Background

We read with interest the article entitled: “Factors influencing medical students’ attitudes towards substance use during pregnancy” which was published in BMC Medical Education on 2 May 2022 [1]. The authors investigated the attitudes of final-year medical students regarding substance use during pregnancy and identified the factors that influence these attitudes. They focused on two items, including drugs and alcohol, regarding the punishment of substance use during pregnancy. Nonetheless, we found that Cohen’s kappa value for measuring the agreement between these medical students’ attitudes towards drugs/alcohol use during pregnancy was questionable. We recommend using weighted kappa instead of Cohen’s kappa for agreement analysis at the presence of three categories. The agreement improved from “good” (Cohen’s kappa) to “very good” (weighted kappa) for medical students’ attitudes towards drugs/alcohol use during pregnancy. To conclude, we recognize that this does not significantly alter the conclusions of the Richelle et al. paper, but it is necessary to ensure that the appropriate statistical tools are used.

Main text

Cohen’s kappa statistic is generally suitable for evaluating two raters [2]. Especially in Cohen’s kappa statistic, the weighted kappa statistic should be used to estimate the inter-rater reliability in the presence of more than two categories [3]. In contrast to Cohen’s kappa statistic, weighted kappa statistic relies more on predefined cell weights that reflect agreement or disagreement.

Cohen’s kappa is calculated as follows:

$${k}_C=\frac{\sum_{j=1}^n{u}_{jj}\left(i{i}^{\prime}\right)-\sum_{j=1}^n{p}_{ij}{p}_{i^{\prime }j}}{1-\sum_{j=1}^n{p}_{ij}{p}_{i^{\prime }j}}$$
(1)

Weighted kappa is calculated as follows:

$${k}_w=1-\frac{\sum_{i=1}^n\sum_{j=1}^n{w}_{ij}{p}_{ij}}{\sum_{i=1}^n\sum_{j=1}^n{w}_{ij}{p}_i{q}_j}$$
(2)

The value of ujj(ii) is the proportion of objects put in the same category j by both raters i and i. The value of pij is the proportion of objects that rater i assigned to category j, and k is the number of raters. Cohen [4] suggested the k value should be interpreted as follows: < 0.20 as poor agreement, 0.20–0.40 as fair agreement, 0.41–0.60 as moderate agreement, 0.61–0.80 as good agreement, and > 0.80 as very good agreement.

In the authors’ Table 1, according to the authors’ calculation, inter-rater reliability was good for medical students’ attitudes towards drugs/alcohol use during pregnancy (Cohen’s kappa = 0.775, 95% [confidence interval] CI = 0.714–0.837). But, in our opinion, weighted kappa was more applicable than Cohen’s kappa for the presence of three categories. Consequently, we performed the weighted kappa statistics (linear and quadratic) for evaluating the agreement according to the authors’ data. The linear weighted kappa value was 0.804 (95% [confidence interval] CI = 0.746–0.863) as very good agreement. The quadratic weighted kappa value was 0.831 (95% [confidence interval] CI = 0.770–0.892) as very good agreement, too. The greater the difference between the ratings of the same data, the stronger the hint of inconsistency. For example, the penalty for category disagree into category agree should be significantly greater than that for predicting category disagree into category undecided. If using Cohen’s kappa, there is no difference between the former and the later. If using linear weights, the penalty for the former is equal to 2 times the later. If using quadratic weights, the penalty for the former equal to 4 times the later. Therefore, we recommend that quadratic weighted kappa should be used to evaluate the agreement for magnifying the degree of inconsistency in the judgment of large level distance.

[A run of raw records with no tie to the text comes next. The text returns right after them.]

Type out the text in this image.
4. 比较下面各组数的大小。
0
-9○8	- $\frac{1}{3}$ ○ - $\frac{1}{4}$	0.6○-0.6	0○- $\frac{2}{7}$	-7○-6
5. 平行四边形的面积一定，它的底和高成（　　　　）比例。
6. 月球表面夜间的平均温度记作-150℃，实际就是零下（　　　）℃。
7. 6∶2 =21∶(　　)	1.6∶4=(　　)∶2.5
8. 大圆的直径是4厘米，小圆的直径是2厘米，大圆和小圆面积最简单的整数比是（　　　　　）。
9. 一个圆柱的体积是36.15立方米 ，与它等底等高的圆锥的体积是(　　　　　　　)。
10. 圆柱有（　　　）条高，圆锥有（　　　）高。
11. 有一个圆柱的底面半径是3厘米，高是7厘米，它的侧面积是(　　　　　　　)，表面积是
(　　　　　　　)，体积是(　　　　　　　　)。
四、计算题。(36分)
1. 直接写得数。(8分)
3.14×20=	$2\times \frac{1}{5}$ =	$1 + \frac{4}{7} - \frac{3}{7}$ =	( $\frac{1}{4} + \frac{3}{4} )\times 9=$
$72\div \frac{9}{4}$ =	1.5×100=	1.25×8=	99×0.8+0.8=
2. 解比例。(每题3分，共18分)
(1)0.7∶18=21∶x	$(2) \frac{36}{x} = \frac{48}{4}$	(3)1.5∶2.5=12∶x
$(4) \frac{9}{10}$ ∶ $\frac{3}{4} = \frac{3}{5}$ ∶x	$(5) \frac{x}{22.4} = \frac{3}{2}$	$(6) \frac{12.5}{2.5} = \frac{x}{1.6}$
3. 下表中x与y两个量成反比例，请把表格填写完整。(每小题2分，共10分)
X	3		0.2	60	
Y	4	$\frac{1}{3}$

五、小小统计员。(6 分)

Table 1 Punishment for pregnant women using drugs or alcohol

In conclusion, the authors underestimated the agreement between medical students’ attitudes towards drugs/alcohol use during pregnancy. The reasonable agreement was “very good” for medical students’ attitudes towards drugs/alcohol use during pregnancy. Anyway, we recognize that this does not significantly alter the conclusions of the Richelle et al. paper, but it is necessary to ensure that the appropriate statistical tools are used. We highlight that the rigor and use of the correct statistical approach is crucial for any scientific publication. Applying appropriate statistical methods can enhance the scientific accuracy of research results.